When Katy was eleven months old, her parents adopted her from an orphanage in Jiangxi Province, China and took her here to the Bay Area. Katy has mixed feelings about her birth mother. On one hand, she is thankful because her birth mother brought her to the world and gave her new chances in life. On the other hand, she dislikes her birth mother greatly because her mother abandoned her.

I told Katy that her mother might have accidentally lost her. My theory was that one day her birth mother, a nice young lady, had taken newborn Katy to a busy store to buy a new baby dress. The young lady had set the cradle down at the end of an aisle. After finding the perfect baby dress, she returned to pick up the cradle. Unfortunately, the cradle disappeared. She searched everywhere but did not find a trace of her daughter. Katy shook her head to my story and explained that she was found in a basket in front of the orphanage. She knows nothing about her birth mother. She is truly lost from her birth family.

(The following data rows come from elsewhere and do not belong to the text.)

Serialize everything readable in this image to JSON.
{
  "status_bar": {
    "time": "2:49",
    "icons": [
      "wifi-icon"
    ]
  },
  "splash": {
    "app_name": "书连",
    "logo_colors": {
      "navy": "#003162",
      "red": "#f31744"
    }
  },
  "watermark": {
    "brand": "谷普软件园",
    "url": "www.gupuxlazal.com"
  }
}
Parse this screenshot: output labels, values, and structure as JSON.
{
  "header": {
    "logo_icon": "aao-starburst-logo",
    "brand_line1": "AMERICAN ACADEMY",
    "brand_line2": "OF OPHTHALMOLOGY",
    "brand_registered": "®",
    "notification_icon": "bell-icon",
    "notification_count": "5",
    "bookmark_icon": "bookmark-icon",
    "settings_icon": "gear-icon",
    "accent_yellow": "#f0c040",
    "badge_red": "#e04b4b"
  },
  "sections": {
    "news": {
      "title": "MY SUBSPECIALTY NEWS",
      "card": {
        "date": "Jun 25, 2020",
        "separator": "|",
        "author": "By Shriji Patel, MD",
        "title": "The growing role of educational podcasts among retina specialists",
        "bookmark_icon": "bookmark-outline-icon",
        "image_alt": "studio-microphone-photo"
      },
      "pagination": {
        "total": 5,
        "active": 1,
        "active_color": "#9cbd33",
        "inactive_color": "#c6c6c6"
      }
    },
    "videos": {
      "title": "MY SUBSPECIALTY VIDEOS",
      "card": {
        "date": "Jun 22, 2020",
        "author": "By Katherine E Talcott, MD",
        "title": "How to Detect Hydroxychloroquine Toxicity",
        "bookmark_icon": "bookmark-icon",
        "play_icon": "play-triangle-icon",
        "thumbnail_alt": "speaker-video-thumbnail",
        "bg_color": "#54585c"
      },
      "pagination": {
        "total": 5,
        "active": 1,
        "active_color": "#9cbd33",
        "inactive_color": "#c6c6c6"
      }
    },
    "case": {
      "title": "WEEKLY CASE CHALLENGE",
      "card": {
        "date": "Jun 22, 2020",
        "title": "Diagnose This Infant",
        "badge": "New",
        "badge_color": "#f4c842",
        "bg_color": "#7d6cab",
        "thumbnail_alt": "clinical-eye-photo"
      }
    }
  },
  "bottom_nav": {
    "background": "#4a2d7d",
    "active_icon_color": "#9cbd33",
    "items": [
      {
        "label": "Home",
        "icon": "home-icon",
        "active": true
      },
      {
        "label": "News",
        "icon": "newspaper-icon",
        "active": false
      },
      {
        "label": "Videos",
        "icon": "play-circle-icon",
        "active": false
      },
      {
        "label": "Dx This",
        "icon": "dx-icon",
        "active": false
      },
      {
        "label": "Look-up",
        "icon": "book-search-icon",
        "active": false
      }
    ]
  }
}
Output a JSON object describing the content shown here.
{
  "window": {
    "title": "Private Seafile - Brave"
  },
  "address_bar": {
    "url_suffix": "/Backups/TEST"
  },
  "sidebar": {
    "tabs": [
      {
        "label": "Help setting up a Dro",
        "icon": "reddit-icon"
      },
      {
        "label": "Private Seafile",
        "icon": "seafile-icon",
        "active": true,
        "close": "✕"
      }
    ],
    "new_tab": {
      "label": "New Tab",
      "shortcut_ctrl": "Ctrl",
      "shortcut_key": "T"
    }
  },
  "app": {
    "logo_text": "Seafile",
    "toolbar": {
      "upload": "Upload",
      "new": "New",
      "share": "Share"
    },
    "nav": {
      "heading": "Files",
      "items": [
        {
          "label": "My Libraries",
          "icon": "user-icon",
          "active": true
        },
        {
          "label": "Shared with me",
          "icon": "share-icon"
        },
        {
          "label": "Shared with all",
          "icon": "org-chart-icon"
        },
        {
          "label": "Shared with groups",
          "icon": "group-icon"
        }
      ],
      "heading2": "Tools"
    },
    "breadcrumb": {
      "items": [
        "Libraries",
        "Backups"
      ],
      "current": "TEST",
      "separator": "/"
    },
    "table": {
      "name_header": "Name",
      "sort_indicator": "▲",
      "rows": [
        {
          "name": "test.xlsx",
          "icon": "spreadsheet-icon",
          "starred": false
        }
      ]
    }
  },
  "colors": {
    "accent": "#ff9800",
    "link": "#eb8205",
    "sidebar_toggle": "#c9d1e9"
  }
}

Katy is happy with her family that adopted her. She gets all the love and attention that I get at my house. However, she also carries complications from her new family. Once her class was studying World War II, a Jewish boy suddenly started glaring at her with hatred. Puzzled, she asked him why he was doing this. Still keeping the icy glare, the boy informed her that it is because her father is German. During recess, I found Katy sitting behind a tree looking depressed. I had asked, “What’s the matter?” She described what happened in class and continued to sit there like a stone. I started comforting her by telling her that she is adopted. What the Germans did in World War II is completely unrelated to her. Immediately, Katy cut me off. She then said, “Even if I told the boy what you told me, nothing would help.” She feels that her adopted father and her share the same family history.

Katy and I are in the same grade at the same school, we both play the same instrument in the same after-school band, and we have the same group of friends. Unlike me, who always stay with my mom and dad, Katy had lost her parents eleven years ago. However, she found loving parents here in the United States. When I sit in the classroom with her or play with her under the same tree, I do not feel any difference between her family and my family, neither do my friends.

(Note: Everything above is true except my best friend’s name.)